Their use of horns, keys, rhythm and vocals creates a layering that all great jazz music is based off of. The ensemble consists of roughly nine members including vocalists Karla Harris, Carmelo Torres (who will be touring with Jason Mraz) and Julana Torres. The band also features horn player Lars Campbell, co-leader of the Portland Jazz Orchestra. Each of those sounds, combined with the depth that Bobby himself brings to the stage, makes the Bobby Torres Ensemble a group that continually blesses the Portland jazz genre.
Each song has a mix of American jazz and Latin musical details. This was inspired by Torres’ Latin background and influences from artists like Cocker, Eddie Palmieri and Tito Puente.
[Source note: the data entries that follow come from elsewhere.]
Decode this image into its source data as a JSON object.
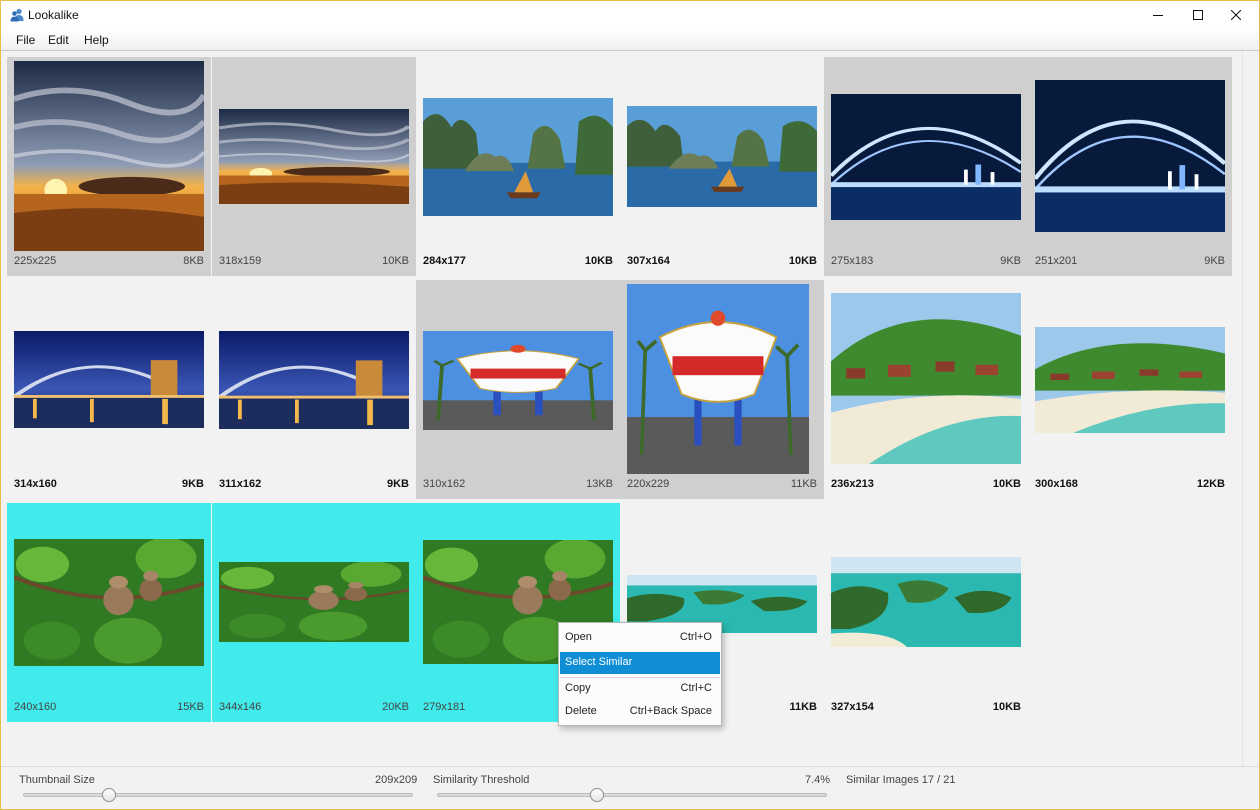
{
  "window": {
    "title": "Lookalike"
  },
  "menu": {
    "items": [
      "File",
      "Edit",
      "Help"
    ]
  },
  "icons": {
    "app": "people-icon",
    "minimize": "minimize-icon",
    "maximize": "maximize-icon",
    "close": "close-icon"
  },
  "colors": {
    "selection_grey": "#cfcfcf",
    "selection_cyan": "#42ebeb",
    "menu_highlight": "#0f8ed6",
    "window_border": "#e5c04b"
  },
  "gallery": {
    "images": [
      {
        "dims": "225x225",
        "size": "8KB",
        "subject": "sunset",
        "selected": "grey"
      },
      {
        "dims": "318x159",
        "size": "10KB",
        "subject": "sunset",
        "selected": "grey"
      },
      {
        "dims": "284x177",
        "size": "10KB",
        "subject": "halong",
        "selected": "none"
      },
      {
        "dims": "307x164",
        "size": "10KB",
        "subject": "halong",
        "selected": "none"
      },
      {
        "dims": "275x183",
        "size": "9KB",
        "subject": "bridge-blue",
        "selected": "grey"
      },
      {
        "dims": "251x201",
        "size": "9KB",
        "subject": "bridge-blue",
        "selected": "grey"
      },
      {
        "dims": "314x160",
        "size": "9KB",
        "subject": "bridge-night",
        "selected": "none"
      },
      {
        "dims": "311x162",
        "size": "9KB",
        "subject": "bridge-night",
        "selected": "none"
      },
      {
        "dims": "310x162",
        "size": "13KB",
        "subject": "vegas",
        "selected": "grey"
      },
      {
        "dims": "220x229",
        "size": "11KB",
        "subject": "vegas",
        "selected": "grey"
      },
      {
        "dims": "236x213",
        "size": "10KB",
        "subject": "beach",
        "selected": "none"
      },
      {
        "dims": "300x168",
        "size": "12KB",
        "subject": "beach",
        "selected": "none"
      },
      {
        "dims": "240x160",
        "size": "15KB",
        "subject": "monkey",
        "selected": "cyan"
      },
      {
        "dims": "344x146",
        "size": "20KB",
        "subject": "monkey",
        "selected": "cyan"
      },
      {
        "dims": "279x181",
        "size": "",
        "subject": "monkey",
        "selected": "cyan"
      },
      {
        "dims": "",
        "size": "11KB",
        "subject": "islands",
        "selected": "none"
      },
      {
        "dims": "327x154",
        "size": "10KB",
        "subject": "islands",
        "selected": "none"
      }
    ]
  },
  "context_menu": {
    "items": [
      {
        "label": "Open",
        "shortcut": "Ctrl+O",
        "active": false
      },
      {
        "label": "Select Similar",
        "shortcut": "",
        "active": true
      },
      {
        "label": "Copy",
        "shortcut": "Ctrl+C",
        "active": false
      },
      {
        "label": "Delete",
        "shortcut": "Ctrl+Back Space",
        "active": false
      }
    ]
  },
  "status": {
    "thumbnail_size_label": "Thumbnail Size",
    "thumbnail_size_value": "209x209",
    "thumbnail_slider_fraction": 0.22,
    "similarity_label": "Similarity Threshold",
    "similarity_value": "7.4%",
    "similarity_slider_fraction": 0.41,
    "similar_images": "Similar Images 17 / 21"
  }
}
“I used to play Latin [music] in New York and then I got into rock and roll when I started playing with Joe Cocker…I wanted to play more jazz, something more challenging, and being I’m Latin, I wanted to have a Latin tinge in everything I played,” Torres said.
Though Torres was born in New York and lived in the Bronx, Manhattan and Queens, he has grown to love the local community in Portland.
“I live in Portland, Oregon,” Torres said. “The best city in the world…this is paradise to me compared to any other.”
The Bobby Torres Ensemble will be playing regular shows at Portland venues including Paragon Restaurant and the Heathman Hotel Tea Room as well as other independent shows around the city.